CREATE INDEX index_subscriptions_on_renewal_date ON subscriptions USING btree (renewal_date);

doesn't make things much better. Even rewriting the query doesn't improve the performance either:

EXPLAIN ANALYZE
With subscriptions_1 as (
SELECT 
"subscriptions"."id" AS t0_r0, 
"subscriptions"."created_at" AS t0_r3, 
"subscriptions"."updated_at" AS t0_r4, 
"subscriptions"."next_date" AS t0_r5, 
"subscriptions"."number_of_games" AS t0_r6, 
"subscriptions"."renewal_date" AS t0_r7, 
"subscriptions"."type" AS t0_r8, 
"subscriptions"."order_id" AS t0_r9
FROM 
"subscriptions"
WHERE
"subscriptions"."type" IN ('Const1')
AND ("subscriptions"."renewal_date" >= '2017-09-23' AND "subscriptions"."renewal_date" <= '2017-09-29')
AND ("subscriptions"."number_of_games" >= 5)
ORDER BY "subscriptions"."id"
)
SELECT
Subscriptions_1.*,
"orders"."id" AS t1_r0, 
"orders"."customer_id" AS t1_r1, 
"orders"."created_at" AS t1_r2, 
"orders"."updated_at" AS t1_r3, 
"orders"."payment_id" AS t1_r4, 
"orders"."status" AS t1_r5, 
"orders"."col13" AS t1_r13, 
"orders"."col14" AS t1_r14, 
"orders"."col15" AS t1_r15, 
"orders"."active_subscription_id" AS t1_r21, 
"orders"."product_id" AS t1_r22
FROM
Subscriptions_1
INNER JOIN "orders" ON "orders"."id" = subscriptions_1.t0_r9 
WHERE
"orders"."status" = 'confirm' 
AND "orders"."product_id" IN (1,95,79,22)
AND (orders.active_subscription_id = subscriptions_1.t0_r0)
AND (subscriptions_1.t0_r0 NOT IN (SELECT subscriptions_1.t0_r0 FROM subscriptions_1 INNER JOIN "orders" ON "orders"."id" = subscriptions_1.t0_r9 INNER JOIN "table1" ON "table1"."order_id" = "orders"."id" WHERE "orders"."status" = 'confirm' AND "orders"."product_id" IN (1,95,79,22) AND "table1"."col1" IN ('1041', '1042') AND (orders.active_subscription_id = subscriptions_1.t0_r0))
) ;

Solution

  • The plan is so bad because PostgreSQL underestimates the number of result rows (1 instead of the actual 3383 in the join between subscriptions and orders).

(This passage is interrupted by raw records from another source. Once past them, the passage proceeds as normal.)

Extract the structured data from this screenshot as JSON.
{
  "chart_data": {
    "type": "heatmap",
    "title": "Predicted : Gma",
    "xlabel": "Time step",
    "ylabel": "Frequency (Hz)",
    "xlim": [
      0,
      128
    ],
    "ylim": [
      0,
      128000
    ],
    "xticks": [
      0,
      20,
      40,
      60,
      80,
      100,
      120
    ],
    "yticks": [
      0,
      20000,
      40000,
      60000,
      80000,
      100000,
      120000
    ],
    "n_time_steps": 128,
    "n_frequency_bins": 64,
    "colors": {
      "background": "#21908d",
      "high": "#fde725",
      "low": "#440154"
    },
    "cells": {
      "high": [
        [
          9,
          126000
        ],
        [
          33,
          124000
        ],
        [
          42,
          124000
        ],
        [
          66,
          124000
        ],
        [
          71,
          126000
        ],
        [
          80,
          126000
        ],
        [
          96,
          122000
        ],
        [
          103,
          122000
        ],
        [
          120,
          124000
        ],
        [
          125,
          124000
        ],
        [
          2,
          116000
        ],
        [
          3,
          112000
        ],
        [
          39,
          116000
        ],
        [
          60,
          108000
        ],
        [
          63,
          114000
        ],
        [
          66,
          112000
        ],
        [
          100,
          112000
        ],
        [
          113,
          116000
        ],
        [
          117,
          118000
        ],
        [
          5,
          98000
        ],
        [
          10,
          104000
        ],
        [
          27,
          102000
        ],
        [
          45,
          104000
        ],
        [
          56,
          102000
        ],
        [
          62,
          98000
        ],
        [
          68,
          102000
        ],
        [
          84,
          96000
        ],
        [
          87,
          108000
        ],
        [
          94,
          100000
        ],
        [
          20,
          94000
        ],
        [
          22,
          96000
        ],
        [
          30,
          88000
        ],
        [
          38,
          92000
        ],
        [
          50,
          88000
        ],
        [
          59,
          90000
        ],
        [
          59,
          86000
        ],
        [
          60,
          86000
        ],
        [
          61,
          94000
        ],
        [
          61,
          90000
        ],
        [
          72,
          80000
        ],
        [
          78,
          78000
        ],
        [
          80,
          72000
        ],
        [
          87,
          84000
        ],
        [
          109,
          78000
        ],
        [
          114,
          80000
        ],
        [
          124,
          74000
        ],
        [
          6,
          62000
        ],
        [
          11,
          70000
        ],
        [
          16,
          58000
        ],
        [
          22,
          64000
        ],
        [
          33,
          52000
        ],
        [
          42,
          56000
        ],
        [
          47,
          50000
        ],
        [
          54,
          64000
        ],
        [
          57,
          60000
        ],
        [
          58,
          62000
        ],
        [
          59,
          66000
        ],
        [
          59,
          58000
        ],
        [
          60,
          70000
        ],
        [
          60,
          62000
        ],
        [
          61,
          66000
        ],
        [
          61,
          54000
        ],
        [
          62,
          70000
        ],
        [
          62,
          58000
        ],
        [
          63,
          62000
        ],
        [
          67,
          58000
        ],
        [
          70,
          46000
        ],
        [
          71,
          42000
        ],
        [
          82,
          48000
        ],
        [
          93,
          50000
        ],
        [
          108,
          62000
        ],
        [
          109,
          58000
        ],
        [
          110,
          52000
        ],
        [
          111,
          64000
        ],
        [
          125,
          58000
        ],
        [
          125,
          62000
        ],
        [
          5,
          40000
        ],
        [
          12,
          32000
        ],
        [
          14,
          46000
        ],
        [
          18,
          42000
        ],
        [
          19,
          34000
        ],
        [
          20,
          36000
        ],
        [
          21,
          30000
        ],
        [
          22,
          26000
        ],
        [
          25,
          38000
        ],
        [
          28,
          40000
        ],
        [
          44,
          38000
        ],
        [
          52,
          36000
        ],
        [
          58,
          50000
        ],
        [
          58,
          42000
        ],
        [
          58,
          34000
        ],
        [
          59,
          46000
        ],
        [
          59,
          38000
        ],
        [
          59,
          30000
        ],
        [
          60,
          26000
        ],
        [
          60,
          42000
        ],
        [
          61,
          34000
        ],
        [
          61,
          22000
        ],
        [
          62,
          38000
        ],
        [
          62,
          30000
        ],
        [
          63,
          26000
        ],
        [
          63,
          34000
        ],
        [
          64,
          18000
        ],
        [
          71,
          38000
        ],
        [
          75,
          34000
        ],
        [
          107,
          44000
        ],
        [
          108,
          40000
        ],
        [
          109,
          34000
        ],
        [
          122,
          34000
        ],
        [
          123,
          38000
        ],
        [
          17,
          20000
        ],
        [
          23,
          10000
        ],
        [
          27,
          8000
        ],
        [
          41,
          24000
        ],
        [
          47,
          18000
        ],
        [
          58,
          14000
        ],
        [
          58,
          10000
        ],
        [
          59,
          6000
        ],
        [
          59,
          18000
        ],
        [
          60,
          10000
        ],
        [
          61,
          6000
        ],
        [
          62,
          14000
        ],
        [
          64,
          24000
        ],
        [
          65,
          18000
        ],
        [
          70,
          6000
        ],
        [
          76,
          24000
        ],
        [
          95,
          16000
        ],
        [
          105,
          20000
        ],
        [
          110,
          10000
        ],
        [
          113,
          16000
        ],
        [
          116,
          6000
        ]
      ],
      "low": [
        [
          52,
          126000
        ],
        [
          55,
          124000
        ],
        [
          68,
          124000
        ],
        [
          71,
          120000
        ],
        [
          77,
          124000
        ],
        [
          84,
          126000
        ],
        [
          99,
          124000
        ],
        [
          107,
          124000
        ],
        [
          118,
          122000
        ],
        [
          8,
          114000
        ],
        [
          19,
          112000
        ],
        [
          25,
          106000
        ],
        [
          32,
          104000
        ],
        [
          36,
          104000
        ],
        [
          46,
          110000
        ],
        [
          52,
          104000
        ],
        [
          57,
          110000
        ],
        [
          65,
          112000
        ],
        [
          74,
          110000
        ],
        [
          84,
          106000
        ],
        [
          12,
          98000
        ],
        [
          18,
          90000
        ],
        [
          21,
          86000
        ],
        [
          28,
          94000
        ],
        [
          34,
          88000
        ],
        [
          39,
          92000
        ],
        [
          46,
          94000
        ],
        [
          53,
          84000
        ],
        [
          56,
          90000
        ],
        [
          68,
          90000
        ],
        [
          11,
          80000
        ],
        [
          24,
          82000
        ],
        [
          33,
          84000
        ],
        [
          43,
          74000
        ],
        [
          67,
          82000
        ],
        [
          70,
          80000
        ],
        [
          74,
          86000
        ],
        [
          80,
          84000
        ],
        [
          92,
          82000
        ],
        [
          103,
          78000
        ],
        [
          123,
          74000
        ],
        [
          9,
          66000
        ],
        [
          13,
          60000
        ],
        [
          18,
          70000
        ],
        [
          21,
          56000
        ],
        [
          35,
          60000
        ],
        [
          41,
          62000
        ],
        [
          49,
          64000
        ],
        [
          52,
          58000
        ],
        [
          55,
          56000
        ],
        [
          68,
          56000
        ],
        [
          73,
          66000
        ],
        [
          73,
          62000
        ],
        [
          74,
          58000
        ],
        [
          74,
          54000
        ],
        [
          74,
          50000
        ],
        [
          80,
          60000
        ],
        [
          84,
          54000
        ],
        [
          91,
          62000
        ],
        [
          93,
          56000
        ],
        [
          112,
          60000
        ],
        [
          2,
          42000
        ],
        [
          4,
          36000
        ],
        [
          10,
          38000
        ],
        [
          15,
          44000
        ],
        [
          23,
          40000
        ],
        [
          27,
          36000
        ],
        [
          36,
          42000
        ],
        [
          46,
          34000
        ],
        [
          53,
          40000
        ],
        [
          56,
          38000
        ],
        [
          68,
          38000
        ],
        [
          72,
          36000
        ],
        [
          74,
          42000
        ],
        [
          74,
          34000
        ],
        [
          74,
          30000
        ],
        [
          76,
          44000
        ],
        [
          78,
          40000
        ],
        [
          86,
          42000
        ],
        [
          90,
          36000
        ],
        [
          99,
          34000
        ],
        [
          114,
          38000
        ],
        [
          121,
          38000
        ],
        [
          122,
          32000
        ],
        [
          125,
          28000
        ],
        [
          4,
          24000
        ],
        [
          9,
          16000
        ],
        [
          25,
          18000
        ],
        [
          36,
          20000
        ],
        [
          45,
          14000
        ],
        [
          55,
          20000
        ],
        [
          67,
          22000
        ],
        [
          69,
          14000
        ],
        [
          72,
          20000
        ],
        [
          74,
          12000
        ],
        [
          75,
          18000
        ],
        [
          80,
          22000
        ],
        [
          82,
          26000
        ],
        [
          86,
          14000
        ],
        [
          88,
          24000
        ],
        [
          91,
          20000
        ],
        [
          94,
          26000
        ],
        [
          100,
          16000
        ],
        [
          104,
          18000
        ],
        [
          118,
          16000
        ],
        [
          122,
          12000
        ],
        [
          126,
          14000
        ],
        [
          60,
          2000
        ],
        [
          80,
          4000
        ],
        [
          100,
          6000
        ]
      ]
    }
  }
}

    That causes PostgreSQL to pick a nested loop join for the join with table1, which is where 9 of your 11 seconds are spent.

    There are several approaches:

    1. Run ANALYZE, perhaps with increased default_statistics_target, on all tables affected. Perhaps fresh statistics will lead to a better estimate.

    2. If that doesn't help, create an index ON table1(order_id, col1::text), which will speed up the nested loop join as much as possible.

    3. The brutal way: set enable_nestloop to off for this one query.